Sunday, October 24, 2010
By Adam Rittenberg
EVANSTON, Ill. -- Like most college football fans, Ara Parseghian watched the Michigan State-Notre Dame game in Week 3 from the edge of his seat.
As the Spartans lined up for the potential tying field goal in overtime, Parseghian thought the Spartans probably were toast. It was a long kick, 46 yards, and a ton of pressure for a first-year starter (Dan Conroy). But would Michigan State go and ahead and kick? Of course it would.
Wisconsin's fake punt set up the game-winning score in the Badgers' 31-30 win over Iowa.
Until the Spartans didn't.
Parseghian, the Hall of Fame coach, was as surprised as anyone when Michigan State ran a fake field goal labeled "Little Giants" and scored the winning touchdown.
"That was a gutsy call," said Parseghian, the former Notre Dame, Northwestern and Miami University coach who returned to Northwestern as an honorary captain. "I tell you, I've never seen a gutsier one than that."
The 87-year-old might have revised his statement after Week 8 of Big Ten action.
The league known for percentage plays and conventional coaching has been overtaken by unlikely gamblers. Terms like "Little Giants," "Mousetrap" and "Chain" have become part of the Big Ten vernacular, thanks to coaches who went all-in and hit the jackpot.
Parseghian had a front-row seat for Michigan State's latest wager: a fake punt pass into the wind with a 10-point deficit in the fourth quarter on the road.
It's called "Mousetrap" because, as coach Mark Dantonio explained, "We had to get them to take the cheese."
Michigan State fooled Northwestern, and punter Aaron Bates found redshirt freshman receiver Bennie Fowler for a 23-yard completion. The Spartans scored on the next play and went on to win 35-27, preserving their perfect record while improving to 8-0.
Bates, who also made the unforgettable pass on "Little Giants," now boasts a passer rating of 475.
"I just felt like we had to take the shot," said Dantonio, who returned to the field Saturday for the first time since calling "Little Giants."

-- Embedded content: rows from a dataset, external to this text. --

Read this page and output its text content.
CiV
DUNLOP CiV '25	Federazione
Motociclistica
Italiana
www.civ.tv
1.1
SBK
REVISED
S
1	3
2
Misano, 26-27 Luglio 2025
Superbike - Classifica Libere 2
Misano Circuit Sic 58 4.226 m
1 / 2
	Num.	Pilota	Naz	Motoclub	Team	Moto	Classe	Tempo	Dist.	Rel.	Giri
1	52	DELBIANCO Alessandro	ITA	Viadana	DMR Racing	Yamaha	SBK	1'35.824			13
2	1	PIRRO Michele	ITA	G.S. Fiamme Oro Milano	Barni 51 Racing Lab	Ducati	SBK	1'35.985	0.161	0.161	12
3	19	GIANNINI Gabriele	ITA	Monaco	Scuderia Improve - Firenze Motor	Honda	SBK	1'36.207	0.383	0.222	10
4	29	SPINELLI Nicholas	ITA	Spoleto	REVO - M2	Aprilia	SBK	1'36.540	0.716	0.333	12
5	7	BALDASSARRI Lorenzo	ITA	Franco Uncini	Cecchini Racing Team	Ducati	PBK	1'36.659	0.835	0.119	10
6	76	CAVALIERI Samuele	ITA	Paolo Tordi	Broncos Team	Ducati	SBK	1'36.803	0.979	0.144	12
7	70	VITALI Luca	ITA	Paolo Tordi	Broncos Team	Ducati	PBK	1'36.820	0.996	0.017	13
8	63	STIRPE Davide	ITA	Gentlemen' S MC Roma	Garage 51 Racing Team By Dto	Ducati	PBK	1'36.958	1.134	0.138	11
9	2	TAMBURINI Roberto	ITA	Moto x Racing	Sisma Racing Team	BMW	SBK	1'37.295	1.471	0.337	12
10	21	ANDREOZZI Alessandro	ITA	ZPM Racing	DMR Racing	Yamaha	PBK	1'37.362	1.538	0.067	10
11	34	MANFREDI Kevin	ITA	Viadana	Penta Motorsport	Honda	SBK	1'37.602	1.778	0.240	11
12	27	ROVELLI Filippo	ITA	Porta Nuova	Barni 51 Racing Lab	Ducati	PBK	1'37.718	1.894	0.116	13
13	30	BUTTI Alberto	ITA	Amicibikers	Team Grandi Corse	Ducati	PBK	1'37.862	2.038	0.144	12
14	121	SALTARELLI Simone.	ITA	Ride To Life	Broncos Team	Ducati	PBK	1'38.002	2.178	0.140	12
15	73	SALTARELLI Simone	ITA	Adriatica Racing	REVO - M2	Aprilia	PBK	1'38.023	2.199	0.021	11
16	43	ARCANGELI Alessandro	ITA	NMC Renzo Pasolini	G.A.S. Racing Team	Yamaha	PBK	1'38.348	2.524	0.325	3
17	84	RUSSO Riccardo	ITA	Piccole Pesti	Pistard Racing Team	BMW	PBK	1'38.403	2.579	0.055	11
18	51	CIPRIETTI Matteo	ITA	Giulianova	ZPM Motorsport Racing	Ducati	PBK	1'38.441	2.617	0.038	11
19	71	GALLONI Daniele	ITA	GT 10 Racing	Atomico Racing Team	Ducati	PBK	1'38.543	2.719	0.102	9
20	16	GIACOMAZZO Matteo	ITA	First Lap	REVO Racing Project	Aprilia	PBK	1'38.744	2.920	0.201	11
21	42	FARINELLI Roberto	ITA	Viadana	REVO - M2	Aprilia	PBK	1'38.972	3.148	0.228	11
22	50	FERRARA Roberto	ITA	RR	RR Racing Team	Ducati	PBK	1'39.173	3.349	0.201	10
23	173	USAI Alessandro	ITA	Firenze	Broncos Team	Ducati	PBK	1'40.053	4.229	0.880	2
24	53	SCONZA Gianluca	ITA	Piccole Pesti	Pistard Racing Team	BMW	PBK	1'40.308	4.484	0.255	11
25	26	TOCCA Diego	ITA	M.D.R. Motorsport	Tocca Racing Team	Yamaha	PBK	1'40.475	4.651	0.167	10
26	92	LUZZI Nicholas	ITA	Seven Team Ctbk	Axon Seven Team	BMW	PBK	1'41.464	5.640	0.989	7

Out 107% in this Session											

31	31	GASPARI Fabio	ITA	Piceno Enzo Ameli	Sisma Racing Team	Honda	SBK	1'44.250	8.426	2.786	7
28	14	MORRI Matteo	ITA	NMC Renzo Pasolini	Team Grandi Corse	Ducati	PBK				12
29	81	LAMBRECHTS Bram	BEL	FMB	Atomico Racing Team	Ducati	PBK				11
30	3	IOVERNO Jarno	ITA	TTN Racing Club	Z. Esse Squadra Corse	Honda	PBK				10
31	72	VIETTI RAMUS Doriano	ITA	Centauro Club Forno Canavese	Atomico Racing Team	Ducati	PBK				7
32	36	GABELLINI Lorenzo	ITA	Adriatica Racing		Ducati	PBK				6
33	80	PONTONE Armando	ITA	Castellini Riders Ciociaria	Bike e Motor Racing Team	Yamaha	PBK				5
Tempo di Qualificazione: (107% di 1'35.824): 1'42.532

Michigan State had installed the play specifically for the Northwestern game, and although the situation to use it was far from ideal, players such as receiver Keith Nichol knew Dantonio would pull the trigger.
"It gives us that motivation to go out there, that extra yard, that extra inch, make that big play," Nichol said, "knowing that he's going to trust us to make another big play. It gives our whole team a lot more confidence when the coach does something like that."
Wisconsin knows the feeling after coach Bret Bielema took the biggest gamble of his coaching career. The Badgers trailed 30-24 at Iowa's Kinnick Stadium and faced fourth-and-4 from their own 26-yard line with about six minutes left in the game.
"Once we saw the personnel out on the field, it was game on," Bielema said.
Bielema called for "Chain," a play installed only days earlier, and designed to -- you guessed it -- move the chains. Punter Brad Nortman followed second-string guard Ryan Groy and raced up the gut for 17 yards.
Eleven plays later, Montee Ball scored the winning touchdown. Wisconsin notched back-to-back signature wins and kept its hopes for a BCS bowl very much alive.